Dyn is an old-fashioned American tech startup success story.After 11 years of growing a business he started in college by—wait for it!—making money from customers, CEO Jeremy Hitchcock raised $38 million from North Bridge Venture Partners, the first outside money he’s taken.
Dyn offers a DNS and email service, used by 2,000 enterprise customers including Bitly; Twitter; Rovio, the maker of Angry Birds; and Salesforce.com.
DNS, or domain-name service, is what directs people to websites. It translates the URL typed into a browser into a numerical Internet address.
Hitchcock and his cofounder, Tom Daly, are both 31, and started this company in their early 20s as a free, open-source project while attending the Worcester Polytechnic Institute. They almost shut it down when they ran out of money.

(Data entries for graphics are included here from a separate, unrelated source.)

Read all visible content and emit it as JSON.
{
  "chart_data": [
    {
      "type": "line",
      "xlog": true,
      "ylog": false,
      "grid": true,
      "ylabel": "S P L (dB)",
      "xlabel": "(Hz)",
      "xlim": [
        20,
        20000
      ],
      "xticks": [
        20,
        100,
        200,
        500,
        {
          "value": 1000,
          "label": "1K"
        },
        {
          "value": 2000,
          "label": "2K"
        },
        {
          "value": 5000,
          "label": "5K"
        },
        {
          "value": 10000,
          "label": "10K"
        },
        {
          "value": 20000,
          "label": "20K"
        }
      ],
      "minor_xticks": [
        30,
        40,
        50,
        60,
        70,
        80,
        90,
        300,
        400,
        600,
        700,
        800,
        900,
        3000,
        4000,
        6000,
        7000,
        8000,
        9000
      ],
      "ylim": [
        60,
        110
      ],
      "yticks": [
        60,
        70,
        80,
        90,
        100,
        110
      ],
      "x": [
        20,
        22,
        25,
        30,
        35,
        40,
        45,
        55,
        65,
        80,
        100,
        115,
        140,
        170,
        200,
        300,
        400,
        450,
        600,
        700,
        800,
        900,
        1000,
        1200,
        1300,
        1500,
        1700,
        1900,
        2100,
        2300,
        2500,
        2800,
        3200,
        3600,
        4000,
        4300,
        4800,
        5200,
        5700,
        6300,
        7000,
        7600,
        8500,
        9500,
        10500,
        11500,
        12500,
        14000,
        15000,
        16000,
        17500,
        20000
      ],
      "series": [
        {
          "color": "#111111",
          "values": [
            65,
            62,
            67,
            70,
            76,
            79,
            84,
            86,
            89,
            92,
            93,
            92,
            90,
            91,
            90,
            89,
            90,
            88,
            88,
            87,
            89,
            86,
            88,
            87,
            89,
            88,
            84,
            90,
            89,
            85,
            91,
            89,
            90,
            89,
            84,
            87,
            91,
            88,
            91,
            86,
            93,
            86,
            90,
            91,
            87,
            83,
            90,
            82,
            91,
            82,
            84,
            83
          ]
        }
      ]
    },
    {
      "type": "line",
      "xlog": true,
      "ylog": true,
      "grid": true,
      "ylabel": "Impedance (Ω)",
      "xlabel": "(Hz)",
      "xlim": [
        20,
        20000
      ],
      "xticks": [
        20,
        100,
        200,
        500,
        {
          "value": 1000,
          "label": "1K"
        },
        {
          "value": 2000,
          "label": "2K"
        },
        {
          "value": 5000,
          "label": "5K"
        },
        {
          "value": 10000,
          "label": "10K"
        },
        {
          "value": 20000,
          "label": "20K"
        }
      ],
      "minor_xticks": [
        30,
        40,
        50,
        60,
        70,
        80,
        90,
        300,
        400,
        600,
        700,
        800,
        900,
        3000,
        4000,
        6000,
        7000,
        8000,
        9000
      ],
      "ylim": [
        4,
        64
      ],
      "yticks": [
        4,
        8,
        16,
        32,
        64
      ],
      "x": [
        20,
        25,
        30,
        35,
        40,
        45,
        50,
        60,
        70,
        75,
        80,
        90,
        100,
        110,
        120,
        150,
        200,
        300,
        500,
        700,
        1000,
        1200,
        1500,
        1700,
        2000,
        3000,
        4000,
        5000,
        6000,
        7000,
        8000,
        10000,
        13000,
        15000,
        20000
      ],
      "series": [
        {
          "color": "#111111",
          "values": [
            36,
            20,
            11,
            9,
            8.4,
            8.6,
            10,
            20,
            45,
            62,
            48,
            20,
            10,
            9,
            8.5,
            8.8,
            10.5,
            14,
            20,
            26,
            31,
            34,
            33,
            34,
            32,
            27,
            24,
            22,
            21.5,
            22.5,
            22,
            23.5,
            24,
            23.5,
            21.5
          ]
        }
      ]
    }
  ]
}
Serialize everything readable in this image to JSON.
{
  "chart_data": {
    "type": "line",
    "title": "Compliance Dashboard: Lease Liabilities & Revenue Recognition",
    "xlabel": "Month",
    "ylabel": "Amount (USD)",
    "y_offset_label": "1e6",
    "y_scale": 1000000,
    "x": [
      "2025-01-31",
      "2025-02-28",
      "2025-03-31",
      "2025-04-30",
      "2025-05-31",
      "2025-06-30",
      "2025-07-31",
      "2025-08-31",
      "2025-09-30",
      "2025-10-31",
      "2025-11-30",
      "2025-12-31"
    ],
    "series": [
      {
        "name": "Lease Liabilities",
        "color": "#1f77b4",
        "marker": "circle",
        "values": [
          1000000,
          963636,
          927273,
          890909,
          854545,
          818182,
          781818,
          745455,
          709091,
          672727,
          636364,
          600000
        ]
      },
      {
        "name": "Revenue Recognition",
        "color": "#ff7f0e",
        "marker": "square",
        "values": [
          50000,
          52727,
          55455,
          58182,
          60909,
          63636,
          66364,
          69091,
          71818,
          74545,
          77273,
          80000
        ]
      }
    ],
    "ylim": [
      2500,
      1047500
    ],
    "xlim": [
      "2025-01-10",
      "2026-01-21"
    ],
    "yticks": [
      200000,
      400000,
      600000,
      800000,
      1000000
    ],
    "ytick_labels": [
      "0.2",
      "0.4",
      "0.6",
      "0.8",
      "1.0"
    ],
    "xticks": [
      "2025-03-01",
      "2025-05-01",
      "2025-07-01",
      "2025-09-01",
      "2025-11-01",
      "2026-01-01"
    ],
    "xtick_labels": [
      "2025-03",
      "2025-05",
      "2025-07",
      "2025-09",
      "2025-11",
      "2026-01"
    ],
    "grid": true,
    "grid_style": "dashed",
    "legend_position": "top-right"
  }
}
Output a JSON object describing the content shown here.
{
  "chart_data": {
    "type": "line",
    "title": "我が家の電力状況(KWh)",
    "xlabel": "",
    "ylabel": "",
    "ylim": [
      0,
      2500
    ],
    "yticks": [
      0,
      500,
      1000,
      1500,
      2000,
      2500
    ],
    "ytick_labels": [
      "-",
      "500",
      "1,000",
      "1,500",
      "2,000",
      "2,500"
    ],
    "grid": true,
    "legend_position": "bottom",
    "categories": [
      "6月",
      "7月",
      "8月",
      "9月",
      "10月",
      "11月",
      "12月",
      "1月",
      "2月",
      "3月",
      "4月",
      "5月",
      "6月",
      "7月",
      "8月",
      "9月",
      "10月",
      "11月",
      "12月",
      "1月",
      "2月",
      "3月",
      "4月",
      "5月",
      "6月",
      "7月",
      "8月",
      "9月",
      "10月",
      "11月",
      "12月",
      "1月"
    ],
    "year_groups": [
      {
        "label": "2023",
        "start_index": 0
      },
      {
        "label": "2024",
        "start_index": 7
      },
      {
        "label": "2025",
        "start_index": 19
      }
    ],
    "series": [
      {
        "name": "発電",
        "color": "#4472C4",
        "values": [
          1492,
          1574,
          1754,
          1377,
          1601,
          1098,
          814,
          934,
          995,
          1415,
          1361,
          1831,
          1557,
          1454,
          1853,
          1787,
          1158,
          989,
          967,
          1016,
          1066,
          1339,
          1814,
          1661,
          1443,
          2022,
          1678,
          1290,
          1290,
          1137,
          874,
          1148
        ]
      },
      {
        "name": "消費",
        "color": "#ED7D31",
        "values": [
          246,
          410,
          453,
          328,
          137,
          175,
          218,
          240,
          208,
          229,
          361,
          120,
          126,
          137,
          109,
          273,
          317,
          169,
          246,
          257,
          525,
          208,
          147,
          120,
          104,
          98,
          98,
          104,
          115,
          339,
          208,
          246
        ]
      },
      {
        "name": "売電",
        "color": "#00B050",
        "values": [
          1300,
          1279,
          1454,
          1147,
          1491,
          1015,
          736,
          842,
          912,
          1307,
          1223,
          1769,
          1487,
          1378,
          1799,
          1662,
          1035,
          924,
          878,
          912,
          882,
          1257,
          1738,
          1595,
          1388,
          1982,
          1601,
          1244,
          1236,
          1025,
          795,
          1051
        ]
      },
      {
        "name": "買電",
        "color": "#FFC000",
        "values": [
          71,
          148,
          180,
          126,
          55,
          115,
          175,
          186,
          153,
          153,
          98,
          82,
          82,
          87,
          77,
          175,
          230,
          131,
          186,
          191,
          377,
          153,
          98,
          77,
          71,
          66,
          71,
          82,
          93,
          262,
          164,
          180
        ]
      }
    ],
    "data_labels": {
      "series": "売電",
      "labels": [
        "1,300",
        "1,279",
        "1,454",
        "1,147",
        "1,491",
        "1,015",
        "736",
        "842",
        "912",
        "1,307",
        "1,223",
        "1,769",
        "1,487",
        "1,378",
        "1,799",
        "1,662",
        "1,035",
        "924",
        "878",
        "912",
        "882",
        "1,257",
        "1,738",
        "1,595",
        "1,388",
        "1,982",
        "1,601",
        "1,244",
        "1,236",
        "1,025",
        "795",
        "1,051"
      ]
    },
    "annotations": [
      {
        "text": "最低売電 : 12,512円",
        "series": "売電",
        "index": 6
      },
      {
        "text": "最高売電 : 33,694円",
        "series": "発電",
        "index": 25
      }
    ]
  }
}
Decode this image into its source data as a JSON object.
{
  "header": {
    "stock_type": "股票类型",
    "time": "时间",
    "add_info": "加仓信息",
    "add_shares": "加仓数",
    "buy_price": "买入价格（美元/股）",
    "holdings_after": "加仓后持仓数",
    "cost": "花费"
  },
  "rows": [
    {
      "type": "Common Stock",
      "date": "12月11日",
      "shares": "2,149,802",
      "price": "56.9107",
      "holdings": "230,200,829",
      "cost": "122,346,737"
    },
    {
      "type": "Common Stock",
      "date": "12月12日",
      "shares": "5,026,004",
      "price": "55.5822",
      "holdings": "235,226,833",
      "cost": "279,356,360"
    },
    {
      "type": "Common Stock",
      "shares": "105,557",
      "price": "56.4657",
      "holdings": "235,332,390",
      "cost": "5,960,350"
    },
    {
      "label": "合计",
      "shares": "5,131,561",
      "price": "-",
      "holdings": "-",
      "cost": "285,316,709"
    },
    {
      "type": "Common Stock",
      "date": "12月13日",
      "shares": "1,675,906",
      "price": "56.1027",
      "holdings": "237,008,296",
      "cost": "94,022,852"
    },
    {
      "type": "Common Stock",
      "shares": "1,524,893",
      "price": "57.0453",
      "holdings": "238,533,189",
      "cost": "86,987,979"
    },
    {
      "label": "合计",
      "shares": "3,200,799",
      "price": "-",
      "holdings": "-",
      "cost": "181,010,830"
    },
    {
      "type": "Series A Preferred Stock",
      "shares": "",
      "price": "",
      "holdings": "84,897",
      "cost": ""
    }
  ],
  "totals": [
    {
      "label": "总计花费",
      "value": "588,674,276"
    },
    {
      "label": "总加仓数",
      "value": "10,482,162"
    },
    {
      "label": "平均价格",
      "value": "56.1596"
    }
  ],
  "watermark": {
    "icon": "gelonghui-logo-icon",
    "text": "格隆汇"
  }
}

“We put up a ‘donate’ button but there was not much money coming in and so we said to our users, if you don’t give us $25,000 in the next week we’re shutting down,” Hitchcock told Business Insider.
“We got $40,000.”
The reason why customers were so enthusiastic: Dyn’s early offerings made it vastly easier for ordinary people to run a website. Instead of needing specialised business hosting, Dyn made it possible to run a site from almost anywhere—even a computer installed at home.
Hitchcock and cofounder Tom Daly were stunned. They realised they were now on the hook to make Dyn into a real business. Hitchcock called up an acquaintance from high school, Kyle York, living in L.A. and asked him to move home and help them do marketing.
Since then, without taking a dime of VC cash, Dyn blossomed into a company employing 170 people and serving 2,000 enterprise customers and 4 million users (including the free service). It has offices on both coasts of the U.S. and in London, too. It’s done four acquisitions.
Dyn also helped spawn a tech startup community in Manchester, New Hampshire. Its founders and early employees have backed or helped launch about six other New Hampshire tech startups, Hitchcock says.
Dyn is also known for a superhip culture. Employees work in a cool, 30,000-sq. ft. office, a formerly abandoned lumber mill.
“We have three Segways, one climbing wall, two chefs, a speakeasy, a stage, a deck and a tree fort,” York laughs.
Some of the cash will go to Dyn’s founders. The company will also hire more people, particularly senior-level managers.